El tiempo es como el fuego. Un fuego que se alimenta del presente y de
este modo lo convierte en cenizas del pasado. Un fuego cada vez más
grande y que lo engulle todo, cada minuto con más intensidad que el
anterior, colocándonos en la perspectiva de que cada año pasa más
rápido. Algo perceptible cuando la arena del cubículo inferior del reloj
comienza a ser mayoría. Es entonces cuando el fuego se desata y se
vuelve descontrolado. Pero no todo es incinerado, pues nos queda la memoria.
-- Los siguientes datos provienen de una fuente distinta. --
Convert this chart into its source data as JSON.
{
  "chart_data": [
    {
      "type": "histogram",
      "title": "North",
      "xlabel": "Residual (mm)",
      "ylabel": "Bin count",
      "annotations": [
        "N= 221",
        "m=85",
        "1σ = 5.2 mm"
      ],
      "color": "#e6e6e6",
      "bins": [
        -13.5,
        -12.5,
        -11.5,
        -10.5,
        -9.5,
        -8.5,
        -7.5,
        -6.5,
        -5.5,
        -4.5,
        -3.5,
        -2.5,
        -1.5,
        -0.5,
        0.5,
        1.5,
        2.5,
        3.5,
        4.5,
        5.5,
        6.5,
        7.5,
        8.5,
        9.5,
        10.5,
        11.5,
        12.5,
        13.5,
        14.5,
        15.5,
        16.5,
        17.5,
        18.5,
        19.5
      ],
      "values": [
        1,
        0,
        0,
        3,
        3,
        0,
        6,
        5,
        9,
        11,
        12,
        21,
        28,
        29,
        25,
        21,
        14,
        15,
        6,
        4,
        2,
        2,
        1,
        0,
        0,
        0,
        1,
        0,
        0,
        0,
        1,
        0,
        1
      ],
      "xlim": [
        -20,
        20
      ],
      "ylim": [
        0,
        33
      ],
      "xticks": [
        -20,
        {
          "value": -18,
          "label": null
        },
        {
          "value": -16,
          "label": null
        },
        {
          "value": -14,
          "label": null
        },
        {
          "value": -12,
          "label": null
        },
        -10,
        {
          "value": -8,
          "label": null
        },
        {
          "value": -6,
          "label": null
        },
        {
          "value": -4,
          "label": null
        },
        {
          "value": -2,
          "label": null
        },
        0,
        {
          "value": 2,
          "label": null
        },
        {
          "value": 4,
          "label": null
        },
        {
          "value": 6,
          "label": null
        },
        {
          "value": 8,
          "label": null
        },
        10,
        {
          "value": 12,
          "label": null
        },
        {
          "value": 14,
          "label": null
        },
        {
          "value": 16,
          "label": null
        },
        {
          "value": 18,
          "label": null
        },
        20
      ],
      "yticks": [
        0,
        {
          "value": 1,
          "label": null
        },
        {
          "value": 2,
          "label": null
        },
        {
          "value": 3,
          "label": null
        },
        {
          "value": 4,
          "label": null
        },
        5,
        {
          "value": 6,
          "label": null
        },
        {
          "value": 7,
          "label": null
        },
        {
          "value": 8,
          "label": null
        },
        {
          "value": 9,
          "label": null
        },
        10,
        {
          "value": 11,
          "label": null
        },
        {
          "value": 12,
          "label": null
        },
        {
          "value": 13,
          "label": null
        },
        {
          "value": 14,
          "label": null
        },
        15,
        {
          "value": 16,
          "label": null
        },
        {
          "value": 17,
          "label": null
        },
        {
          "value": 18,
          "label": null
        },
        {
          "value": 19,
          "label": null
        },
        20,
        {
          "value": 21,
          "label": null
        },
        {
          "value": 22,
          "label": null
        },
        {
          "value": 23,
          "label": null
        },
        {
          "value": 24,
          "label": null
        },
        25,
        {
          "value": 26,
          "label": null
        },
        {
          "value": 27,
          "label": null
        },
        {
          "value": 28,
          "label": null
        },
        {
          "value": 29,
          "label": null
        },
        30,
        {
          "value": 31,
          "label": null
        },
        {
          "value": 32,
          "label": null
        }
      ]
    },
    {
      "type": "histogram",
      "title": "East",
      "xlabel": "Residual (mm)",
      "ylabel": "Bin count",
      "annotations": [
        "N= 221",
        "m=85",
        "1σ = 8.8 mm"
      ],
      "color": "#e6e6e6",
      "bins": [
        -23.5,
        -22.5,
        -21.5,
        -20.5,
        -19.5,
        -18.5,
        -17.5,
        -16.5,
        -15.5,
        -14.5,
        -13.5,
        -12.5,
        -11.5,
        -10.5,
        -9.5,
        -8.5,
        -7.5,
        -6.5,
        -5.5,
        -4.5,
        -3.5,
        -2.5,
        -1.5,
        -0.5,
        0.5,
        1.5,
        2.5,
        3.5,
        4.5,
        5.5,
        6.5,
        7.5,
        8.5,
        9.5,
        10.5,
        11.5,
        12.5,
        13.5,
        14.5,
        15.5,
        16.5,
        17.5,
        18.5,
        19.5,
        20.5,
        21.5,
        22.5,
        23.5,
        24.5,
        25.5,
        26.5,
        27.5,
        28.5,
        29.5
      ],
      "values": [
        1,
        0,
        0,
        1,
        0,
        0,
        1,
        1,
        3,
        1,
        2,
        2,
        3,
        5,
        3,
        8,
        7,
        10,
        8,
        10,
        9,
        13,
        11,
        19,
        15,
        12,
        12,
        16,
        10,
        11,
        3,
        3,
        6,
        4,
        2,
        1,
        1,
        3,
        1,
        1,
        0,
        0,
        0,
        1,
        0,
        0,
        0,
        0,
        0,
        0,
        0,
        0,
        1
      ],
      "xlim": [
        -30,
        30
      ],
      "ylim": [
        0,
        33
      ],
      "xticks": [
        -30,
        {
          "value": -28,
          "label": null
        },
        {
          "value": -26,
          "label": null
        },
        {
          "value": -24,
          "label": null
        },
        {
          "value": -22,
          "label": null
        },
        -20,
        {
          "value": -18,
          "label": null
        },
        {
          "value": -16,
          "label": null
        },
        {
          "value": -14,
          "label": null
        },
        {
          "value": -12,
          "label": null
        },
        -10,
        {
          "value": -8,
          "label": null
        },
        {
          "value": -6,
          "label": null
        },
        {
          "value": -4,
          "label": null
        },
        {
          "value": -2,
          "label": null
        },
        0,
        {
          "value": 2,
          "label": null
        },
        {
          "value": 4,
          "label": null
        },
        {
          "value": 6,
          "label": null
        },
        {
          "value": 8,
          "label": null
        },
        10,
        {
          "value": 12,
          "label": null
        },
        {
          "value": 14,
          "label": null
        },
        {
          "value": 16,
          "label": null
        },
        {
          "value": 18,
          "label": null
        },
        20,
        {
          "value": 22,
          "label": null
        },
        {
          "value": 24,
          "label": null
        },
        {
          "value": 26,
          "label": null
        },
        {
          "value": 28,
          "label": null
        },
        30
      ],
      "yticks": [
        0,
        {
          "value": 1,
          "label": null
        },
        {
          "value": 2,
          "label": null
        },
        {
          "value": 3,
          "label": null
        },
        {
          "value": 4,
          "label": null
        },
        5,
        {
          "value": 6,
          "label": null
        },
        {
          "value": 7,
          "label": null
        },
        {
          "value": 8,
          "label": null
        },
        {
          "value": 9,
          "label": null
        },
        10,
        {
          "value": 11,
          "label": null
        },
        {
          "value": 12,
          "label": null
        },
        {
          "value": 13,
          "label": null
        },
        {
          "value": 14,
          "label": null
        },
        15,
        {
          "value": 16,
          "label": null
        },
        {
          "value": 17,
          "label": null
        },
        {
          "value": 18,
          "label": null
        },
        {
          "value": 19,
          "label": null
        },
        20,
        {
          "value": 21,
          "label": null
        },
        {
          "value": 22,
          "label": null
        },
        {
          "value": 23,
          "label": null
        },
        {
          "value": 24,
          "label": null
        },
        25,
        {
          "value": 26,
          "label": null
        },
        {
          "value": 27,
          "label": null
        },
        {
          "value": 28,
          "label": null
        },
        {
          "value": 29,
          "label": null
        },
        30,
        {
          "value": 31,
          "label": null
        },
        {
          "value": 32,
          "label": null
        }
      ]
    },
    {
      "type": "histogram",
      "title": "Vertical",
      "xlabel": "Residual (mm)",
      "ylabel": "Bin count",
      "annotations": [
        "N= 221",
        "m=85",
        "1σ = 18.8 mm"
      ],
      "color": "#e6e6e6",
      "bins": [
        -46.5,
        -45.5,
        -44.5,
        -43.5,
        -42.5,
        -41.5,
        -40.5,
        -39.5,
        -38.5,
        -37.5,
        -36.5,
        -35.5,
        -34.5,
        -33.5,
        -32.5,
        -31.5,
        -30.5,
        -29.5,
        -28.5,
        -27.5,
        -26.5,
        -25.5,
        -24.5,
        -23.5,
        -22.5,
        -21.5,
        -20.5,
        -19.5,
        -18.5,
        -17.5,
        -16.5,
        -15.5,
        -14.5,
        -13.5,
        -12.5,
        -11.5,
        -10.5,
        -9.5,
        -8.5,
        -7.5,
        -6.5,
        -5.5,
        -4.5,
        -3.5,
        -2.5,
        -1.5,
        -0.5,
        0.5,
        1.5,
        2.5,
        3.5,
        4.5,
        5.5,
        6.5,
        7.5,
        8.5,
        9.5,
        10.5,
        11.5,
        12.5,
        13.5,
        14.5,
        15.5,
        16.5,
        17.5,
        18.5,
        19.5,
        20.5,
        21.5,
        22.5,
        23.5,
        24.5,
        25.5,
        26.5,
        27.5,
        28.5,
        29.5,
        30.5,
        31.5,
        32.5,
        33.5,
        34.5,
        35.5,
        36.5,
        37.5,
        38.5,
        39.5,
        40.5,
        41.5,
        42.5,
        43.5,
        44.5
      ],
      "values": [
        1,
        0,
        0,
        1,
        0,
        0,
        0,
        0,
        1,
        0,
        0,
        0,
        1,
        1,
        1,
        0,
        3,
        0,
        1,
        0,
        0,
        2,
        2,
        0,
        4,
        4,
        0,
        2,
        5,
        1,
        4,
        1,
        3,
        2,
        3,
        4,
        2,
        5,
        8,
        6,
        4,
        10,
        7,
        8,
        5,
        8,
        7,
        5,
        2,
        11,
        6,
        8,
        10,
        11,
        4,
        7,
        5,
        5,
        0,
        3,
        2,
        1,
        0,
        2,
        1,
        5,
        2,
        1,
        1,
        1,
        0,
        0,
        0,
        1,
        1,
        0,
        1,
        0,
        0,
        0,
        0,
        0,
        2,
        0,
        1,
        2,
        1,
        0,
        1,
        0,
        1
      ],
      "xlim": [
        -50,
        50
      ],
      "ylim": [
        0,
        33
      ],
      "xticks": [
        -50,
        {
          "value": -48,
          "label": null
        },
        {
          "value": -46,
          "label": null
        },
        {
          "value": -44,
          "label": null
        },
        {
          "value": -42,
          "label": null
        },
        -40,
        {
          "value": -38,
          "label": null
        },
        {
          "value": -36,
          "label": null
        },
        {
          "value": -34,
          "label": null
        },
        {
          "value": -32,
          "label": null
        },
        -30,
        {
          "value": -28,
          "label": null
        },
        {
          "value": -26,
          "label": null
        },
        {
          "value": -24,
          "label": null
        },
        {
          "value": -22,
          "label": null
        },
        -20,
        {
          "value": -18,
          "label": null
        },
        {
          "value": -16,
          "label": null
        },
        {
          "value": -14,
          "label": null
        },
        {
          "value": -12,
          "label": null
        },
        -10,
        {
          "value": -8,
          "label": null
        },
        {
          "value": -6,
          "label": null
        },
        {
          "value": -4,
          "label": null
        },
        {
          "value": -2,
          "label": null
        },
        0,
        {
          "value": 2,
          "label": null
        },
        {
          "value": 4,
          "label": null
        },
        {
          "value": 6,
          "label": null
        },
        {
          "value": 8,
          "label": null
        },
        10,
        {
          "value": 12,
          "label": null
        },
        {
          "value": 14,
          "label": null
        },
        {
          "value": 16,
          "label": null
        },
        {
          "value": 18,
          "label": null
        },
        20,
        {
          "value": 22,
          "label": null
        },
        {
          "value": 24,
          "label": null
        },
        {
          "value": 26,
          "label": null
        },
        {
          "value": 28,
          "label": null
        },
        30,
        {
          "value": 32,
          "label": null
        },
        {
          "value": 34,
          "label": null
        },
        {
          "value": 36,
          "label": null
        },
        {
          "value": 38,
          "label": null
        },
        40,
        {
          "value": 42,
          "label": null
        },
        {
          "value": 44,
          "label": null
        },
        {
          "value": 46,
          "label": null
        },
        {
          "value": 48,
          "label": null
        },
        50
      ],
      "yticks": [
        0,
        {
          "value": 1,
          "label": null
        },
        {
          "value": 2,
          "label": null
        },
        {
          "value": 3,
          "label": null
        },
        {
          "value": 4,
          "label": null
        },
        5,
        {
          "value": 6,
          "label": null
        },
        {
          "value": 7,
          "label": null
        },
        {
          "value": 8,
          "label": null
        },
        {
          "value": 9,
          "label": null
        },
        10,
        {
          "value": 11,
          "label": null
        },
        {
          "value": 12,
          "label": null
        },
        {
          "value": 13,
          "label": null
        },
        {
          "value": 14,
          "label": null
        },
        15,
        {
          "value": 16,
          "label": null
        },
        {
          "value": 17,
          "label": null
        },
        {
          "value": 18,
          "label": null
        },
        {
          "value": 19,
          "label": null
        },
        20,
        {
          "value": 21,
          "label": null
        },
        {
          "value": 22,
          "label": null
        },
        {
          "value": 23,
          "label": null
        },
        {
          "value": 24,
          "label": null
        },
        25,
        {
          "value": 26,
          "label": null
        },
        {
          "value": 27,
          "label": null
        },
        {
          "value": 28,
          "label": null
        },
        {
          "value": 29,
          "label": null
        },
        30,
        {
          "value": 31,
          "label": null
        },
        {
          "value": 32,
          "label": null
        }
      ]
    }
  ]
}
Días soleados de invierno con la manga llena de mocos, feriados
viajando en el coche, el olor de la estufa a kerosene. La añoranza no da
tregua y nos trae al pasado arregladito y perfumado. Una pequeña trampa
reside en todo esto. Porque lo que uno extraña no son los
acontecimientos puntuales, sino el tiempo en que esos acontecimientos
ocurrieron. La complejidad de ser niño, de estar atento a todo, de no
parar de soñar, del cuerpo que no duele: de la juventud en sí. El deseo
imperioso de volver a ser joven se disfraza de nostalgia y nos sumerge
en la abstinencia de momentos pasados. En cuanto al futuro puedo decir
que ya no me interesa. Solo puedo llegar a él con preconceptos. Me he
pasado la vida ejerciendo el preconcepto, y al final, ya tarde, uno se
da cuenta que eso no sirve para nada. Por el presente, creo que he
aprendido a valorarlo un poco más. A partir de darme cuenta que en unos
años acusaré melancolía por volver a los días que hoy vivo, he logrado
disfrutar el momento que atravieso con mayor plenitud. Sacarle más
provecho, hacer más cosas que me gustan, que impliquen movimiento,
creatividad, pasión.
Es entonces desde un presente completo, vivo y también angustiante, que mañana tengamos un anclaje más amigable en el pasado.
Un pasado conciliable con el presente, con nosotros, con los demás.
Más fácil de ser visitado.
Un pretérito que sea digno de recordar.